Father, thank You for guiding us when we are willing to follow and guiding us back when we go astray. Thank You for giving us the Word to light our path. I pray that You will help us see our own darkness so that we can heal and be able to better shine Your light through to others. Amen.

– Teri Proulx

 

Dec 21

Evening December 21

All things came into being through Him, and without Him not one thing came into being. What has come into being 4 in Him was life, and the life was the light of all people. – John 1:3–4

Jesus made all things. This verse means that nothing would be made without His power and love. He gives all things life. His life is the light of all people. This applies in my life in many ways but it comforts me the most knowing that He loves me so much that He plans my life for me day by day.

Dear God,

Thank you for making all things. If you didn’t make the earth we wouldn’t have this beautiful world to live in. Amen.

– Montana DeTorre, age 8

 

Dec 21

Morning December 21

In the beginning was the Word, and the Word was with God, and the Word was God. 2 He was with God in the beginning. – John 1:1–2

The Apostle John opens his Gospel by proclaiming the deity of Jesus Christ. John states He was with God from the beginning, meaning that He was distinct from the Father, and the Word was God, meaning that Jesus was God in the fullest sense. This statement is important as it lays the foundation for John’s entire Gospel account and the purpose of his writing as stated in John 20:31, “These are written that you may believe that Jesus is the Christ, the Son of God, and that by believing you may have life in his name.” In our depravity, there was only one way for us to be reconciled to God. We needed an intermediary, somebody who could take on our debt and pay the price for our sin. This someone needed to be with God from the beginning and, in fact, to be God in the fullest sense. In addition to being fully God, He needed to become fully human to be able to assume our responsibility and pay the punishment of death on our behalf.
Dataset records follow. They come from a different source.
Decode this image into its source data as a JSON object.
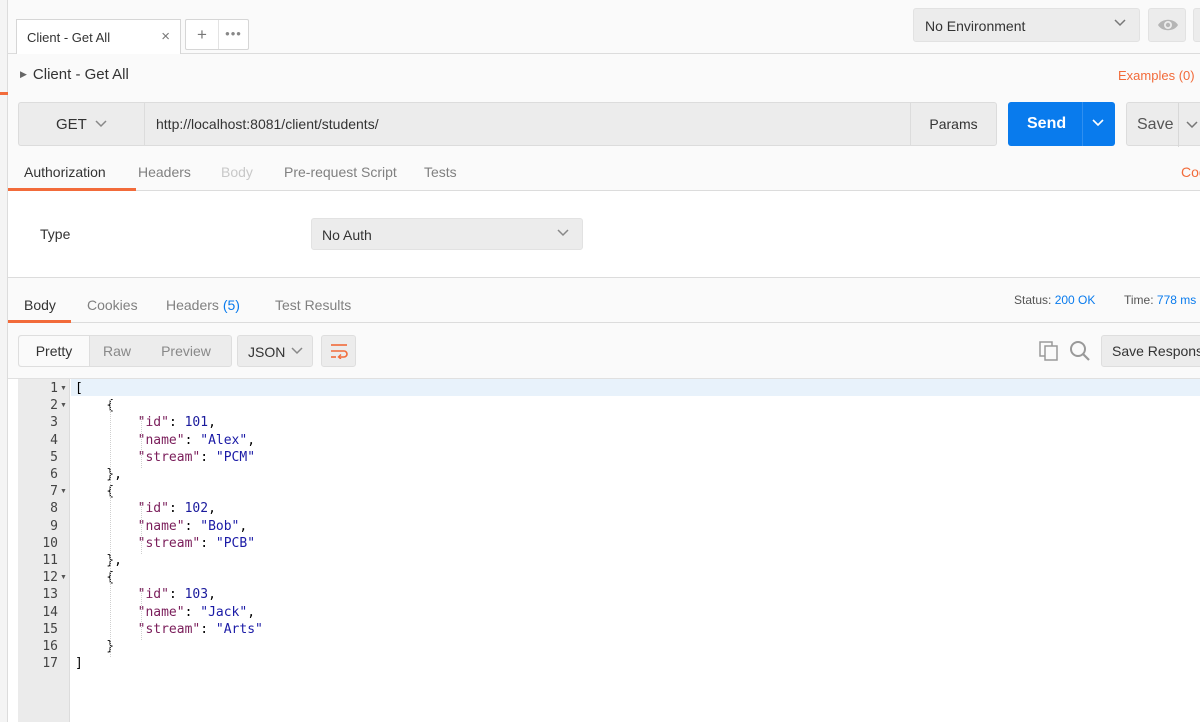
{
  "tabs": {
    "active_tab_label": "Client - Get All",
    "close_glyph": "×",
    "new_tab_glyph": "+",
    "more_glyph": "•••"
  },
  "environment": {
    "selected": "No Environment"
  },
  "request": {
    "title": "Client - Get All",
    "examples_link": "Examples (0)",
    "method": "GET",
    "url": "http://localhost:8081/client/students/",
    "params_label": "Params",
    "send_label": "Send",
    "save_label": "Save",
    "tabs": [
      {
        "label": "Authorization",
        "state": "active"
      },
      {
        "label": "Headers",
        "state": "normal"
      },
      {
        "label": "Body",
        "state": "disabled"
      },
      {
        "label": "Pre-request Script",
        "state": "normal"
      },
      {
        "label": "Tests",
        "state": "normal"
      }
    ],
    "code_link": "Cod"
  },
  "auth": {
    "type_label": "Type",
    "selected": "No Auth"
  },
  "response": {
    "tabs": {
      "body": "Body",
      "cookies": "Cookies",
      "headers": "Headers",
      "headers_count": "(5)",
      "test_results": "Test Results"
    },
    "status_label": "Status:",
    "status_value": "200 OK",
    "time_label": "Time:",
    "time_value": "778 ms",
    "view_modes": [
      "Pretty",
      "Raw",
      "Preview"
    ],
    "active_view": "Pretty",
    "format": "JSON",
    "save_response_label": "Save Response"
  },
  "code_lines": [
    {
      "n": "1",
      "fold": true,
      "text": "["
    },
    {
      "n": "2",
      "fold": true,
      "text": "    {"
    },
    {
      "n": "3",
      "fold": false,
      "key": "\"id\"",
      "sep": ": ",
      "val": "101",
      "vtype": "num",
      "tail": ",",
      "indent": "        "
    },
    {
      "n": "4",
      "fold": false,
      "key": "\"name\"",
      "sep": ": ",
      "val": "\"Alex\"",
      "vtype": "str",
      "tail": ",",
      "indent": "        "
    },
    {
      "n": "5",
      "fold": false,
      "key": "\"stream\"",
      "sep": ": ",
      "val": "\"PCM\"",
      "vtype": "str",
      "tail": "",
      "indent": "        "
    },
    {
      "n": "6",
      "fold": false,
      "text": "    },"
    },
    {
      "n": "7",
      "fold": true,
      "text": "    {"
    },
    {
      "n": "8",
      "fold": false,
      "key": "\"id\"",
      "sep": ": ",
      "val": "102",
      "vtype": "num",
      "tail": ",",
      "indent": "        "
    },
    {
      "n": "9",
      "fold": false,
      "key": "\"name\"",
      "sep": ": ",
      "val": "\"Bob\"",
      "vtype": "str",
      "tail": ",",
      "indent": "        "
    },
    {
      "n": "10",
      "fold": false,
      "key": "\"stream\"",
      "sep": ": ",
      "val": "\"PCB\"",
      "vtype": "str",
      "tail": "",
      "indent": "        "
    },
    {
      "n": "11",
      "fold": false,
      "text": "    },"
    },
    {
      "n": "12",
      "fold": true,
      "text": "    {"
    },
    {
      "n": "13",
      "fold": false,
      "key": "\"id\"",
      "sep": ": ",
      "val": "103",
      "vtype": "num",
      "tail": ",",
      "indent": "        "
    },
    {
      "n": "14",
      "fold": false,
      "key": "\"name\"",
      "sep": ": ",
      "val": "\"Jack\"",
      "vtype": "str",
      "tail": ",",
      "indent": "        "
    },
    {
      "n": "15",
      "fold": false,
      "key": "\"stream\"",
      "sep": ": ",
      "val": "\"Arts\"",
      "vtype": "str",
      "tail": "",
      "indent": "        "
    },
    {
      "n": "16",
      "fold": false,
      "text": "    }"
    },
    {
      "n": "17",
      "fold": false,
      "text": "]"
    }
  ],
  "colors": {
    "accent": "#f26b3a",
    "send_blue": "#097bed",
    "json_key": "#7a1d5a",
    "json_string": "#1a1aa6"
  }
}
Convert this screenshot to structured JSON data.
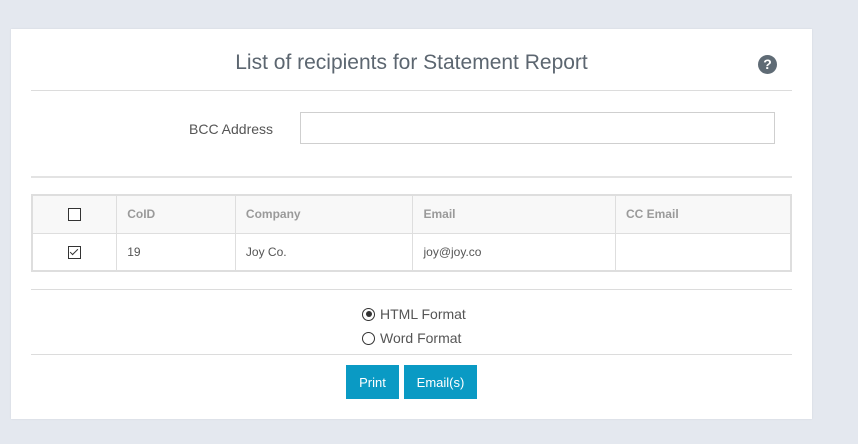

In a few days we will be celebrating Christmas, when “the Word became flesh.” Jesus became human for only one purpose, to be crucified for the sake of His people. He was killed, buried, and then rose from the dead, conquering death so that He would have the power to forgive us from our sins and give eternal life to those who call on His name. Christmas is a time to celebrate the amazing and abundant love that Jesus displayed to us by being born in the manger. He humbled Himself so that we may have life in Him. As we finish our last minute shopping buying just the right gifts for our loved ones, don’t overlook the only gift that matters, the gift of eternal life. This morning, take a few moments to thank Jesus for the sacrifice He made 2000 years ago, stepping down from Heaven to become fully human, so that we can be reconciled to God and have life everlasting in His presence by accepting Jesus as our Lord and Savior. The most amazing gift of all!

Blessings to you this Christmas Season!